Sobre esta funcionalidade, importa mencionar que não é algo feito em cima do joelho, ou seja, não são meia dúzia de comentários gravados à pressa. De uma ponta à outra do jogo há o levantar da cortina sobre o desenvolvimento do jogo, a sua arte, a sua banda sonora, o processo de gravação, sendo possível, por exemplo, atestar como foi a evolução da obra vista por quem a criou. Vale seguramente chegarem ao final do jogo, mesmo que já o tenham feito várias vezes ao longo dos anos.

Graficamente é onde se nota mais o passar dos anos. Isto não quer dizer que Dear Esther: Landmark Edition seja uma obra feia, quer apenas dizer que em 2016 cairão muito menos queixos do que em 2012. As texturas e os itens espalhados pela ilha não são tão impressionantes, sendo um jogo que brilha muito mais pelo seu cômputo geral do que pela análise do pormenor. A ilha continua carismática, as cavernas continuam a terem o seu je ne sais quoi de mágico, há o frio e a desolação que cavalgam para fora do televisor, mas há também alguns pontos que não envelheceram tão graciosamente.

O nome mencionado há pouco, Jessica Curry, é a compositora da banda sonora. E, contrariamente aos visuais, o áudio continua a ser uma empreitada soberba. Mesmo ouvindo o álbum fora do contexto do jogo, são músicas que assaltam os tímpanos de emoção em riste, automaticamente lembrando-me de onde estava há quatro anos, imediatamente criando memórias de onde estou neste momento.

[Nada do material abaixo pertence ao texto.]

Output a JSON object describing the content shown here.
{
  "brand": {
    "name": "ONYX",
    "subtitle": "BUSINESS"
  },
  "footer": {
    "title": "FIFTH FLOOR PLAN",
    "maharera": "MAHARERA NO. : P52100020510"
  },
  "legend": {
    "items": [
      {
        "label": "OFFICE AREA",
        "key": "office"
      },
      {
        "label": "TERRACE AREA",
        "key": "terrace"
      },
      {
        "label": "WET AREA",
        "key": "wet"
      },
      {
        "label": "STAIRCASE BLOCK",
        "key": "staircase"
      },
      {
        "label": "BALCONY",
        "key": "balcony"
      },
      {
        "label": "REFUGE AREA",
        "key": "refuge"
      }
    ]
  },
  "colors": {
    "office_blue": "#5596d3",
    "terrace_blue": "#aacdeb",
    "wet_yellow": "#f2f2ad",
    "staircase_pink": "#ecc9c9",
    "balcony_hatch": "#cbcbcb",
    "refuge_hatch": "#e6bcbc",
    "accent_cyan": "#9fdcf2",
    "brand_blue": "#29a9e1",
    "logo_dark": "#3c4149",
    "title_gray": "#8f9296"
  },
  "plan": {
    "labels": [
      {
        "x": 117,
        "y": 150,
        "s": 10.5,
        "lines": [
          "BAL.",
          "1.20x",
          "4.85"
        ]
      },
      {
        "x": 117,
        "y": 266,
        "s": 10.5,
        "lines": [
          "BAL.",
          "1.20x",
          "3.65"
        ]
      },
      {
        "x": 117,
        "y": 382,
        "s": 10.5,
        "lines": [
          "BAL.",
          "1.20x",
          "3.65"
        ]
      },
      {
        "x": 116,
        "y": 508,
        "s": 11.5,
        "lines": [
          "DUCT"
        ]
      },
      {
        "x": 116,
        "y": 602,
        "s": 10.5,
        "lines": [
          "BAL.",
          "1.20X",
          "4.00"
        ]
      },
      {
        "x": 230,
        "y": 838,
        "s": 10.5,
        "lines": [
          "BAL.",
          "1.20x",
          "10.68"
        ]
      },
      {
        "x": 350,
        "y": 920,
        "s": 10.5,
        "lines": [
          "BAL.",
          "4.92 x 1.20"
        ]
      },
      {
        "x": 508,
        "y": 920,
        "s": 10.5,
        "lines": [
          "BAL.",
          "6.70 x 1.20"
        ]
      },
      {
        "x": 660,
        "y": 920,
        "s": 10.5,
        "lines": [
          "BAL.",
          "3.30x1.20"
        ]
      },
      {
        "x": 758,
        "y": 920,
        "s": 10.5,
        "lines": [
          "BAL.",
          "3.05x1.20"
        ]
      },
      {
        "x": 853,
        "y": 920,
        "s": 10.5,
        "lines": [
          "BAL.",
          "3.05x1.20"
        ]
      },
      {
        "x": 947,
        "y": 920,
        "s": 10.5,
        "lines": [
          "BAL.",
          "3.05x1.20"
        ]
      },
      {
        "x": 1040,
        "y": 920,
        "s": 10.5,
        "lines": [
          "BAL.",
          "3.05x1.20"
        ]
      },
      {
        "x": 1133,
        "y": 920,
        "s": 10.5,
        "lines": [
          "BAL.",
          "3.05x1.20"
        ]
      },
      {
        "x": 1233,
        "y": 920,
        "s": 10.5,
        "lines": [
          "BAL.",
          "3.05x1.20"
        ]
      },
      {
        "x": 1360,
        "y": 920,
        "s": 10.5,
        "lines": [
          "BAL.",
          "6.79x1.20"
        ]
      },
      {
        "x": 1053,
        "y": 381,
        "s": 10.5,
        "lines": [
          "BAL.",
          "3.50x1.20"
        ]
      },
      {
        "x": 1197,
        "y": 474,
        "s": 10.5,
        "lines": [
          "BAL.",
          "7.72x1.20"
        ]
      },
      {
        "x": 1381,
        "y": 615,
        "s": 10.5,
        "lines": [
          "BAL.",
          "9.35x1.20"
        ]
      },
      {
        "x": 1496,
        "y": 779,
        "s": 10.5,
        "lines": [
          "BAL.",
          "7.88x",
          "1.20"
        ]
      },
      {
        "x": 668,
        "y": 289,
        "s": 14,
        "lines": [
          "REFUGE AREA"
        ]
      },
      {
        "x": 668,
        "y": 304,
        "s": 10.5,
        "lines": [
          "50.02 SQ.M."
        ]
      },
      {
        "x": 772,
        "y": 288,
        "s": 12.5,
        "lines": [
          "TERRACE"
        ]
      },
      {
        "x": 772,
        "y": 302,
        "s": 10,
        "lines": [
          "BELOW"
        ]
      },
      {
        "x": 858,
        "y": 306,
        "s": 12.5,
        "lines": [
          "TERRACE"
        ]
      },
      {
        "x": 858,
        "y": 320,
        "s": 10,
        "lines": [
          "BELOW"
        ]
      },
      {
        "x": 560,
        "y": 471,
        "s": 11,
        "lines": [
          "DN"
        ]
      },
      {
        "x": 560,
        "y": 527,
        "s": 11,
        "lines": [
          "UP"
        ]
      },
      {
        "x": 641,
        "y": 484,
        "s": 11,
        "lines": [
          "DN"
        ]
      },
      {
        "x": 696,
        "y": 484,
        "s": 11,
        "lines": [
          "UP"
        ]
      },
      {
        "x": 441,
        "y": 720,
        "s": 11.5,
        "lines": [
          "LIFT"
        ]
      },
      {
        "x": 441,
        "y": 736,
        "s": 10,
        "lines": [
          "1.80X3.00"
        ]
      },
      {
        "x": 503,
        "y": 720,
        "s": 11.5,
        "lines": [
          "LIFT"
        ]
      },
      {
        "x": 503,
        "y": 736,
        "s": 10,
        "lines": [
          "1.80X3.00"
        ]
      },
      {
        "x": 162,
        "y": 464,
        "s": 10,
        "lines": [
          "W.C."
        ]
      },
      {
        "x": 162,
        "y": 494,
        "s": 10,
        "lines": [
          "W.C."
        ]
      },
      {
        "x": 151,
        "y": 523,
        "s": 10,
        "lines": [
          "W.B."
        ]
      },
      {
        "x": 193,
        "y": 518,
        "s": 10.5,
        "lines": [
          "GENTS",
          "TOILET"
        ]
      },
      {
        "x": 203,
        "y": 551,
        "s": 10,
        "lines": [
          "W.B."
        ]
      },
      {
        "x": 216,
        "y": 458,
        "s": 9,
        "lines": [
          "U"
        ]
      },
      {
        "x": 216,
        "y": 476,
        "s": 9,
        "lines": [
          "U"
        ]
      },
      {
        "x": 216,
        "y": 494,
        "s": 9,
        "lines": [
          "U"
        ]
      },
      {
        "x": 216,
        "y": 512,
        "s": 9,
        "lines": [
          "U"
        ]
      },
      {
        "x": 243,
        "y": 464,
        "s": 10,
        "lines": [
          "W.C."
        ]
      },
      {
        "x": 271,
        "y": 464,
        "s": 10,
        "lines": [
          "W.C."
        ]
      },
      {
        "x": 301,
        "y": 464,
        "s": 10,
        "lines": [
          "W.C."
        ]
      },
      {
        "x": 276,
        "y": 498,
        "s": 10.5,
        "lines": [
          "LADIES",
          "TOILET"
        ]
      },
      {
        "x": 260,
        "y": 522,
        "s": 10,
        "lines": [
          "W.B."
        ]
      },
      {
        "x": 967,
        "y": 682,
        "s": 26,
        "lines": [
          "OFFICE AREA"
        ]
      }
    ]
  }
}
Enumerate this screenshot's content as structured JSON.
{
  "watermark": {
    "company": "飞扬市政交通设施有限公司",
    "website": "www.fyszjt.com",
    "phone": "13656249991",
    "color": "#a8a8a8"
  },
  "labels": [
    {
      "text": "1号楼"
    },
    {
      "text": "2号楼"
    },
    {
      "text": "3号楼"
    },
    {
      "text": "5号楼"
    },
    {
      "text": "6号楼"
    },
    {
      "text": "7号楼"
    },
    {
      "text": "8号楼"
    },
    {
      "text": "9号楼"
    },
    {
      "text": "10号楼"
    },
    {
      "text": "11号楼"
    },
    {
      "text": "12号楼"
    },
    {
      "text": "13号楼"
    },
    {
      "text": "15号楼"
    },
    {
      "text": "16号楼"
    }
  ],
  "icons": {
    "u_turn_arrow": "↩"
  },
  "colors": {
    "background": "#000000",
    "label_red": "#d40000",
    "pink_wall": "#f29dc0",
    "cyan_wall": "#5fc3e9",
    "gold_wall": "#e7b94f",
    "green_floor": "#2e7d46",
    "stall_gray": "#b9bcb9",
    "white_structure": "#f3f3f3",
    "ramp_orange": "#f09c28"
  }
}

Não há algo a apontar: esta composição musical é intrinsecamente parte da identidade de Dear Esther.

E se porventura estão a ponderar a hipótese de ter sido sorte de principiante, a história prova que Curry voltou a assinar músicas memoráveis nos jogos seguintes da produtora, Amnesia: A Machine for Pigs e Everybody's Gone to the Rapture. Dear Esther: Landmark Edition não tem o impacto que o original teve e certamente não é um videojogo para todos, todavia, se de algum modo desfrutaram dos jogos enunciados neste texto, é fundamental irem descobrir onde tudo começou. Caso já o tenham feito, joguem-no novamente e descubram vastas curiosidades sobre a sua produção e sobre quem o produziu. A todos: o final continua a ser o arrepio mais forte do jogo, mas não é o único.